Tu obra es un bien para todos

Julián Carrón
11/12/2009 - Página Uno - Apuntes de la intervención en la asamblea general de la Compañía de las Obras. Assago, 22 noviembre 2009

1. En estos tiempos de crisis percibimos como nunca la verdad del lema que habéis elegido como tema de vuestro encuentro anual: «Tu obra es un bien para todos». Y esto lo comprenden mejor que nadie los que se han visto más afectados por la crisis, sus familias, sus hijos.
Tratar de mantener en pie una obra en estos tiempos es algo verdaderamente arduo. Vosotros lo sabéis bien, pues os debatís entre seguir construyendo este bien o tirar la toalla y echar el cierre. La tentación del individualismo está siempre al acecho. La insidia del “sálvese quien pueda” hoy es más fuerte que nunca.
Para muchos de vosotros sería más cómodo. Os ahorraríais no pocas preocupaciones. Pero, a pesar de todo, no os habéis encerrado en vosotros mismos, olvidándoos de los demás. De esta forma habéis vencido el individualismo del que hablaba Bernhard Scholz. Pero como la tentación permanece, es necesario tener razones que nos ayuden a resistir. Esta quiere ser la finalidad de mi contribución. Paradójicamente, la crisis puede convertirse en una ocasión para poner cimientos más sólidos en las obras que estáis construyendo, adquiriendo mayor conciencia de las razones que las sostienen.

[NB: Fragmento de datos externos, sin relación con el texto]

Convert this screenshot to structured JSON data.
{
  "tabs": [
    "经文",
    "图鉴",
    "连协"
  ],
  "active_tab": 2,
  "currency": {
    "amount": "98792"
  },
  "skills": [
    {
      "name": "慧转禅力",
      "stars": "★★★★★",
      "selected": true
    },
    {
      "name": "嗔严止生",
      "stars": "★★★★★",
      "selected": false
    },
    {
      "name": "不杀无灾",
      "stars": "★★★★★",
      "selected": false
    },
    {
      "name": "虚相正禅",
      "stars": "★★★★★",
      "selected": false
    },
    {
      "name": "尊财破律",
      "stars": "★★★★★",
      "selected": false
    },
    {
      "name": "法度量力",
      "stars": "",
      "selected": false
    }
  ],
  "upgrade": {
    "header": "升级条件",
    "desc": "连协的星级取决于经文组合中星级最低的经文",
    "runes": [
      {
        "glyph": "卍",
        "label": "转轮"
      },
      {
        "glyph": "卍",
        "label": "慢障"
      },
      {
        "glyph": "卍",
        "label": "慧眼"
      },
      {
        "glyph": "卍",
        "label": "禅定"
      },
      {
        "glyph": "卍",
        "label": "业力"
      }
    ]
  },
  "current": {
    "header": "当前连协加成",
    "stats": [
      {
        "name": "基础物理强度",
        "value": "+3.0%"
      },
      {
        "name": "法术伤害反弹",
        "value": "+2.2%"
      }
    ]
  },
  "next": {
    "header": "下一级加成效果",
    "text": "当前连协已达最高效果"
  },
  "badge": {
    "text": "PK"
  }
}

2. El individualismo es un intento de resolver los problemas tan viejo como la cuestión del hombre, la cual implica la relación entre el propio bien y el bien ajeno, la tensión entre “yo” y comunidad. El hecho de no vivir solos, de hallarnos siempre dentro de una comunidad, nos obliga a decidir continuamente la forma de afrontar esta paradoja.
Estamos llamados a vivir este desafío en un contexto cultural que ofrece una respuesta a la tensión citada: el individualismo. Por decirlo con una frase: yo alcanzo mejor mi bien si prescindo de los demás. Más aún: el individualista ve en el otro una amenaza para alcanzar el objetivo de su propia felicidad. Todo esto se puede resumir en la expresión que define la actitud propia de esta mentalidad: homo homini lupus.
Pero diciendo esto, la modernidad se muestra incapaz de ofrecer una respuesta exhaustiva, es decir, capaz de contemplar todos los factores que están en juego. De hecho, la concepción individualista resuelve el problema eliminando uno de los polos de la tensión. Y una solución que debe eliminar uno de los factores en juego, simplemente no es una verdadera solución.
La petición cada vez más insistente de reglas muestra hasta qué punto este planteamiento es equivocado. Cuanto más se concibe al otro como un enemigo potencial, tanto más se pone de manifiesto la necesidad de una intervención exterior para gestionar los conflictos. Esta es la paradoja de la modernidad: cuanto más fomenta el individualismo, tanto más obligada se ve a multiplicar las reglas para controlar al “lobo” potencial que cada uno de nosotros podría llegar a ser. El fracaso clamoroso de este planteamiento está hoy a la vista de todos, a pesar de los intentos por esconderlo. Nunca habrá reglas suficientes para amaestrar a los lobos.
Este es el resultado tremendo que se obtiene cuando todo se basa sobre la ética y no sobre la educación, es decir, sobre una relación adecuada entre mi persona y los demás.
Pero el corazón del problema no es tanto la incapacidad de las reglas. La verdadera cuestión es que el individualismo está fundado sobre un gigantesco error: pensar que la felicidad equivale a la acumulación. En este aspecto, la modernidad demuestra de nuevo la falta de conocimiento de la naturaleza auténtica del hombre, de esa desproporción estructural de leopardiana memoria. Y esto hace que el individualismo, además de ser equivocado, resulte inútil para resolver el drama del hombre.
A esto haría falta añadir un engaño ulterior, proclamado por el poder dominante: que se puede ser feliz prescindiendo de los demás.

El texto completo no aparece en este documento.